Sans même le savoir, il délivre alors sur la pellicule un appel au vivre ensemble que je n’ai pu m’empêcher de saisir. Un café et une interview plus tard, voici ce qu’il avait à me dire.
Qu’est-ce qui t’a amené à devenir photographe ?
La crise de la cinquantaine. Je n’étais pas très épanoui dans mon travail alors que j’avais une affaire qui marchait très bien. J’avais la prospérité matérielle et je pensais que cela suffisait à être heureux. Je ne l’étais pas.
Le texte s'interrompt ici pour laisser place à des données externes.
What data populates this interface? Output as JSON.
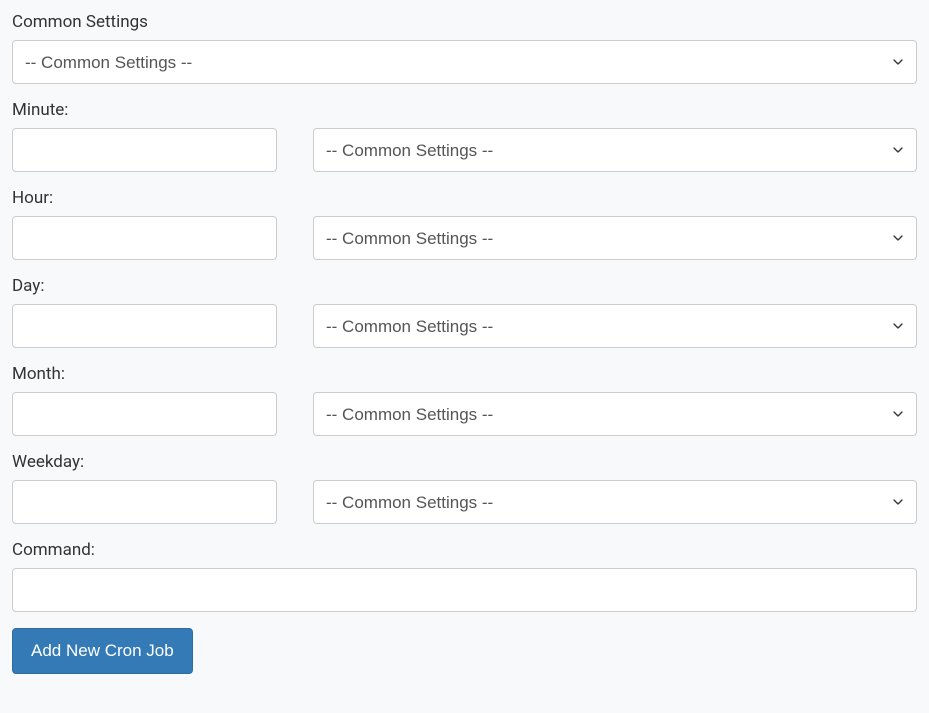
{
  "common": {
    "label": "Common Settings",
    "option": "-- Common Settings --"
  },
  "minute": {
    "label": "Minute:",
    "value": "",
    "select_option": "-- Common Settings --"
  },
  "hour": {
    "label": "Hour:",
    "value": "",
    "select_option": "-- Common Settings --"
  },
  "day": {
    "label": "Day:",
    "value": "",
    "select_option": "-- Common Settings --"
  },
  "month": {
    "label": "Month:",
    "value": "",
    "select_option": "-- Common Settings --"
  },
  "weekday": {
    "label": "Weekday:",
    "value": "",
    "select_option": "-- Common Settings --"
  },
  "command": {
    "label": "Command:",
    "value": ""
  },
  "submit": {
    "label": "Add New Cron Job"
  }
}
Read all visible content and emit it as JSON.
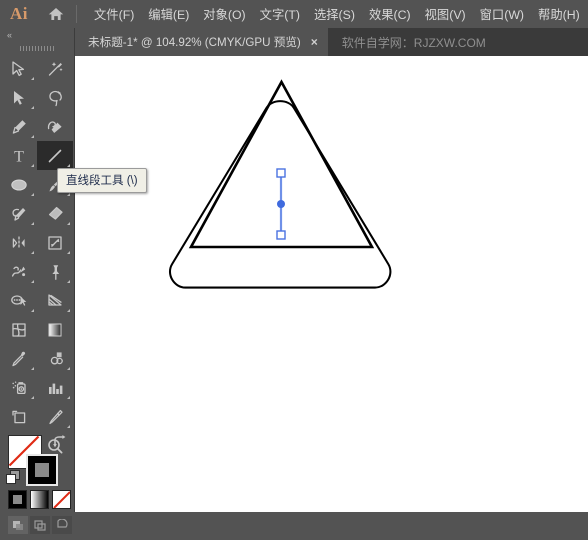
{
  "app": {
    "logo_text": "Ai",
    "home_icon": "home-icon"
  },
  "menubar": {
    "items": [
      {
        "label": "文件(F)",
        "name": "menu-file"
      },
      {
        "label": "编辑(E)",
        "name": "menu-edit"
      },
      {
        "label": "对象(O)",
        "name": "menu-object"
      },
      {
        "label": "文字(T)",
        "name": "menu-type"
      },
      {
        "label": "选择(S)",
        "name": "menu-select"
      },
      {
        "label": "效果(C)",
        "name": "menu-effect"
      },
      {
        "label": "视图(V)",
        "name": "menu-view"
      },
      {
        "label": "窗口(W)",
        "name": "menu-window"
      },
      {
        "label": "帮助(H)",
        "name": "menu-help"
      }
    ]
  },
  "tabbar": {
    "document_title": "未标题-1* @ 104.92% (CMYK/GPU 预览)",
    "close_label": "×",
    "watermark": "软件自学网：RJZXW.COM"
  },
  "toolpanel": {
    "collapse_label": "«",
    "tools": [
      {
        "label": "选择工具",
        "icon": "selection-arrow-icon",
        "selected": false
      },
      {
        "label": "魔棒工具",
        "icon": "magic-wand-icon",
        "selected": false
      },
      {
        "label": "直接选择工具",
        "icon": "direct-selection-arrow-icon",
        "selected": false
      },
      {
        "label": "套索工具",
        "icon": "lasso-icon",
        "selected": false
      },
      {
        "label": "钢笔工具",
        "icon": "pen-icon",
        "selected": false
      },
      {
        "label": "曲率工具",
        "icon": "curvature-icon",
        "selected": false
      },
      {
        "label": "文字工具",
        "icon": "type-t-icon",
        "selected": false
      },
      {
        "label": "直线段工具",
        "icon": "line-segment-icon",
        "selected": true
      },
      {
        "label": "椭圆工具",
        "icon": "ellipse-icon",
        "selected": false
      },
      {
        "label": "画笔工具",
        "icon": "paintbrush-icon",
        "selected": false
      },
      {
        "label": "Shaper 工具",
        "icon": "shaper-icon",
        "selected": false
      },
      {
        "label": "橡皮擦工具",
        "icon": "eraser-icon",
        "selected": false
      },
      {
        "label": "旋转工具",
        "icon": "rotate-reflect-icon",
        "selected": false
      },
      {
        "label": "比例缩放工具",
        "icon": "scale-icon",
        "selected": false
      },
      {
        "label": "宽度工具",
        "icon": "width-warp-icon",
        "selected": false
      },
      {
        "label": "自由变换工具",
        "icon": "free-transform-pin-icon",
        "selected": false
      },
      {
        "label": "形状生成器工具",
        "icon": "shape-builder-icon",
        "selected": false
      },
      {
        "label": "透视网格工具",
        "icon": "perspective-grid-icon",
        "selected": false
      },
      {
        "label": "网格工具",
        "icon": "mesh-icon",
        "selected": false
      },
      {
        "label": "渐变工具",
        "icon": "gradient-icon",
        "selected": false
      },
      {
        "label": "吸管工具",
        "icon": "eyedropper-icon",
        "selected": false
      },
      {
        "label": "混合工具",
        "icon": "blend-icon",
        "selected": false
      },
      {
        "label": "符号喷枪工具",
        "icon": "symbol-sprayer-icon",
        "selected": false
      },
      {
        "label": "柱形图工具",
        "icon": "column-graph-icon",
        "selected": false
      },
      {
        "label": "画板工具",
        "icon": "artboard-icon",
        "selected": false
      },
      {
        "label": "切片工具",
        "icon": "slice-knife-icon",
        "selected": false
      },
      {
        "label": "抓手工具",
        "icon": "hand-icon",
        "selected": false
      },
      {
        "label": "缩放工具",
        "icon": "zoom-magnifier-icon",
        "selected": false
      }
    ]
  },
  "tooltip": {
    "text": "直线段工具 (\\)"
  },
  "color_controls": {
    "fill": "none",
    "fill_color": "#ffffff",
    "stroke_color": "#000000",
    "swap_icon": "swap-fill-stroke-icon",
    "default_icon": "default-fill-stroke-icon",
    "modes": [
      {
        "label": "颜色",
        "icon": "color-swatch-icon",
        "active": true
      },
      {
        "label": "渐变",
        "icon": "gradient-swatch-icon",
        "active": false
      },
      {
        "label": "无",
        "icon": "none-swatch-icon",
        "active": false
      }
    ],
    "draw_modes": [
      {
        "label": "正常绘图",
        "icon": "draw-normal-icon",
        "active": true
      },
      {
        "label": "背面绘图",
        "icon": "draw-behind-icon",
        "active": false
      },
      {
        "label": "内部绘图",
        "icon": "draw-inside-icon",
        "active": false
      }
    ]
  },
  "canvas": {
    "background": "#ffffff",
    "selection_color": "#4a72e0",
    "shapes": [
      {
        "name": "outer-rounded-triangle",
        "type": "triangle-rounded",
        "stroke": "#000000"
      },
      {
        "name": "inner-triangle",
        "type": "triangle",
        "stroke": "#000000"
      },
      {
        "name": "selected-line-segment",
        "type": "line",
        "stroke": "#4a72e0"
      }
    ]
  }
}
Je me cherchais un peu.
Puis j’ai lu – un peu par hasard – un article sur un nouvel appareil photo que Sony venait de sortir. Ils expliquaient pleins de trucs techniques que je ne comprenais pas. Moi, j’aimais déjà photographier mes enfants et je me suis dit « comment se fait-il que je ne me suis jamais intéressé à tous ces boutons, à toutes ces fonctionnalités ? » J’ai donc décidé de prendre un cours pour m’améliorer. J’ai été captivé. Aussi bien par la photo elle-même que par le constat que je pouvais encore apprendre quelque chose à cinquante piges.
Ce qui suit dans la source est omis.